Almotriptan gilt als sehr gut verträglich und führt zu weniger Nebenwirkungen wie z. B. Brustenge als Sumatriptan. Dank einer hohen Lipophilie hat es von allen oral applizierbaren Triptanen die höchste Bioverfügbarkeit (70 bis 80%). Die Wirkung tritt nach ca. 30 Minuten ein und lässt im Langzeitverlauf nicht nach. Die empfohlene Initialdosis beträgt 12,5 mg. Eine zweite Dosis kann eingenommen werden, wenn die Symptome innerhalb von 24 Stunden erneut auftreten. Die Einnahme der ersten Dosis muss mindestens zwei Stunden zurückliegen. Die Ansprechquote liegt bei 57 bis 70% und die Halbwertszeit bei drei bis vier Stunden. Es verringert auch die typischen Begleitsymptome wie Übelkeit sowie Licht- und Lärmempfindlichkeit. Vorteil ist, dass Wiederkehrkopfschmerzen unter Almotriptan seltener auftreten als unter Sumatriptan. Almotriptan vereint viele Vorteile der Triptane und wird oft auch als „Allrounder“ bezeichnet [4].
Naratriptan wurde ursprünglich mit dem Ziel entwickelt, weniger Nebenwirkungen und eine geringere Rate an Wiederkehrkopfschmerzen auszulösen. Daher wird es bevorzugt bei Patienten eingesetzt, die unter den anderen Triptanen häufiger Nebenwirkungen entwickeln oder bei denen vermehrt ein Wiederkehrkopfschmerz auftritt. Auch zur erstmaligen Triptan-Therapie wird es gerne empfohlen. Die Initialdosis beträgt 2,5 mg; die Ansprechquote liegt bei 60 bis 68% und die Halbwertszeit bei sechs Stunden. Nachteil ist der langsame Wirkungseintritt, es kann bis zu vier Stunden dauern, bis der Schmerz nachlässt. Daher muss hier besonders auf eine frühe Einnahme geachtet werden. Wenn nach Einnahme der ersten Tablette eine Besserung eingetreten ist, die Migräneschmerzen aber wiederkommen, kann mit mindestens vier Stunden Abstand eine zweite Dosis genommen werden.

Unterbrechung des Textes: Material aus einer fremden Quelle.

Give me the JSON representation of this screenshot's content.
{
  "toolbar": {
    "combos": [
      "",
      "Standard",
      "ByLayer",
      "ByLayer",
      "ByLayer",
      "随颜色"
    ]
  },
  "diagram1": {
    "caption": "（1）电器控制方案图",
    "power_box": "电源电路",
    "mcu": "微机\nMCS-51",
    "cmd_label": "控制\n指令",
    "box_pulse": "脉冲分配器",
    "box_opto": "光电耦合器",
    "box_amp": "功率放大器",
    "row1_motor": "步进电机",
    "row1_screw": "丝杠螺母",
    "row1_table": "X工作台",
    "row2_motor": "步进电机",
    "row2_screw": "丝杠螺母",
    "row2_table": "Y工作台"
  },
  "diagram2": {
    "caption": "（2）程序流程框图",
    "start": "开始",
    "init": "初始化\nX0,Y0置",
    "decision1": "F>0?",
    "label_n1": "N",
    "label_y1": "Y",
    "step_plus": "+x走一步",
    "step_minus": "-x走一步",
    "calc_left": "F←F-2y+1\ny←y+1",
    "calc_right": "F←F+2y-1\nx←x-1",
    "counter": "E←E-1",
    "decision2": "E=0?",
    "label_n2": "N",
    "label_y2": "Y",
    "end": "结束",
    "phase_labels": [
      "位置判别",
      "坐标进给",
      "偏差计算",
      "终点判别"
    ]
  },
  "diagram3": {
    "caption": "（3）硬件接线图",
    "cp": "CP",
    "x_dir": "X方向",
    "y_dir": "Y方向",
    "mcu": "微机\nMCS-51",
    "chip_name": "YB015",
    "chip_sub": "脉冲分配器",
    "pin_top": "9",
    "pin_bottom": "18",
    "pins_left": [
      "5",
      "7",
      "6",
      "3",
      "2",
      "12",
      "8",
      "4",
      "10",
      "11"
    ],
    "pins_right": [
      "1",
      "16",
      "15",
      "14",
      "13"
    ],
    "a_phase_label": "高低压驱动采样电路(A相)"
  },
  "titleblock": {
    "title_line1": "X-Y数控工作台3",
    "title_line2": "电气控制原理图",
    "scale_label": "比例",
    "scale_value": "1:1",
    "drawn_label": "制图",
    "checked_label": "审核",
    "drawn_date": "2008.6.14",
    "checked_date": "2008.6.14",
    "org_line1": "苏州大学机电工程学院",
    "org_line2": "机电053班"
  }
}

Nebenwirkungen und Kontraindikationen
Die Einnahme eines Triptans kann auch mit einem lang wirkenden NSAID wie Naproxen mit zeitlicher Latenz kombiniert werden – insbesondere bei Patienten mit langen Migräneattacken und Recurrence. Unter den Triptanen können als Nebenwirkungen ein Kältegefühl, Kribbeln, Schmerz-, Druck- und Engegefühl insbesondere in Brust und Hals auftreten. Manche Patienten berichten auch über Benommenheit, Müdigkeit, Schwindel und Sehstörungen. Darüber hinaus kann es zu kurzfristigen Blutdruckanstiegen kommen. Bei prädisponierten Patienten besteht das Risiko von Spasmen der Herzkranzgefäße.
Triptane sind bei Patienten mit kardialer Vorschädigung wie koronarer Herzkrankheit (KHK), Angina pectoris, Herzinfarkt, Schlaganfall oder peripherer arterieller Verschlusskrankheit kontraindiziert. Darüber hinaus dürfen sie nicht in der Schwangerschaft, Stillzeit, bei Kindern unter zwölf Jahren sowie bei Erwachsenen über 65 Jahre eingesetzt werden. Sie dürfen nicht gleichzeitig mit Substanzen gegeben werden, die in den Serotonin-Stoffwechsel eingreifen (z. B. MAO-Hemmer, Serotonin-Wiederaufnahmehemmer), da sonst die Gefahr eines Serotonin-Syndroms besteht. Patientinnen, die orale Kontrazeptiva einnehmen, sind darauf hinzuweisen, dass die gleichzeitige Einnahme eines Triptans das Schlaganfallrisiko erhöhen kann. Triptane sollten nicht prophylaktisch eingenommen werden
Auf einen Blick
- Triptane sind selektive Agonisten des 5-Hydroxytryptamin-1-like Rezeptors (5-HT1-Rezeptor).
- Sie wirken zu jedem Zeitpunkt innerhalb der Migräneattacke, sollten aber so früh wie möglich nach Auftreten des Migränekopfschmerzes angewendet werden.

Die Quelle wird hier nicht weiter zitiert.